The bass comes thick and fast and as they fit so snugly, there is very little leakage, serving two purposes. Firstly, it means that fellow patrons of public transport are unlikely to tut loudly or hurl Coke cans at you and secondly it means that you are unlikely to notice the moronic pre-teens demonstrating the five hundred different ring tones on their new mobile phones (you have to love the parents that bought those little neuron-destroying conversation-killers for them, haven’t you?).
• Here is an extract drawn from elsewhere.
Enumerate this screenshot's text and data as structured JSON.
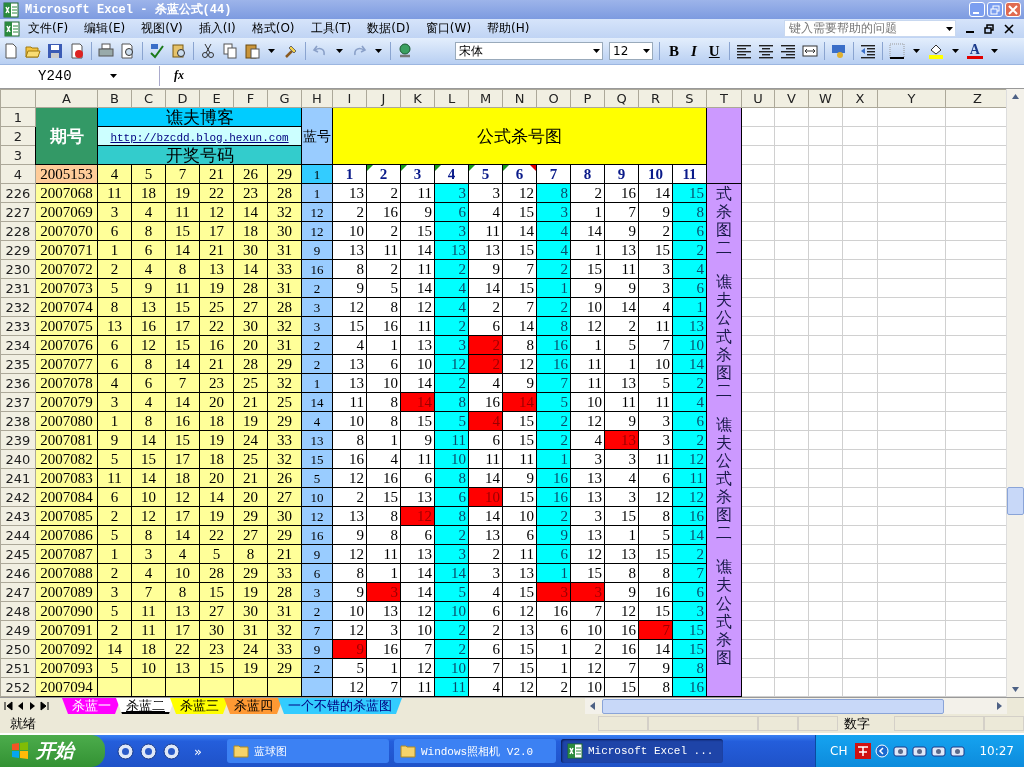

The only downside of the SBC-HS700’s is their appearance. People either point and laugh at the ‘funny man with the fluorescent blue hearing aids’ or attempt to sign warnings of oncoming vehicles that you can no longer hear coming. Putting them on can also prove a little awkward, as the process normally takes longer than it would to walk to your chosen destination, which is the whole reason for putting them on. Surprisingly, though the headphones do not make your ears stick out in the fashion of a garden gnome and thankfully I do not look like a taxi driving down the road with the doors open (that’s an analogy for big ears, by the way).
Comfortable and secure, Phillips have produced a real gem with these musical aids to hearing, even if they refuse to think of a decent name for them (just lazy in my opinion) but then again, what could you call them? ‘Headphones that look a bit like hearing aids’? Bit of a mouthful, that one, but once again I digress.
Now confident in bouncing my way down the street, my incredibly large head no longer an issue, my giant ear holes stuffed tight with blissful baselines, I can go about my pedestrianism without looking like a man balancing on a tightrope and can go about my daily walk to work happy.
They are available in two colours, both garish (bright yellow and aqua-marine) and designed to draw attention to yourself, but then again they are designed for snowboarders, skateboarders or other pursuers of dangerous sports (who wish to add a little something to the experience by not being able to hear a bloody thing) so I can’t really complain.
To conclude, these headphones are cheap, comfortable and durable. They are a great accompaniment to any music system you may own and make music on the move a whole new experience. People do point and laugh as you walk by, but I am used to that anyway, what with having large ear holes and a giant swede.
The only difference now is I can’t hear them. Bliss.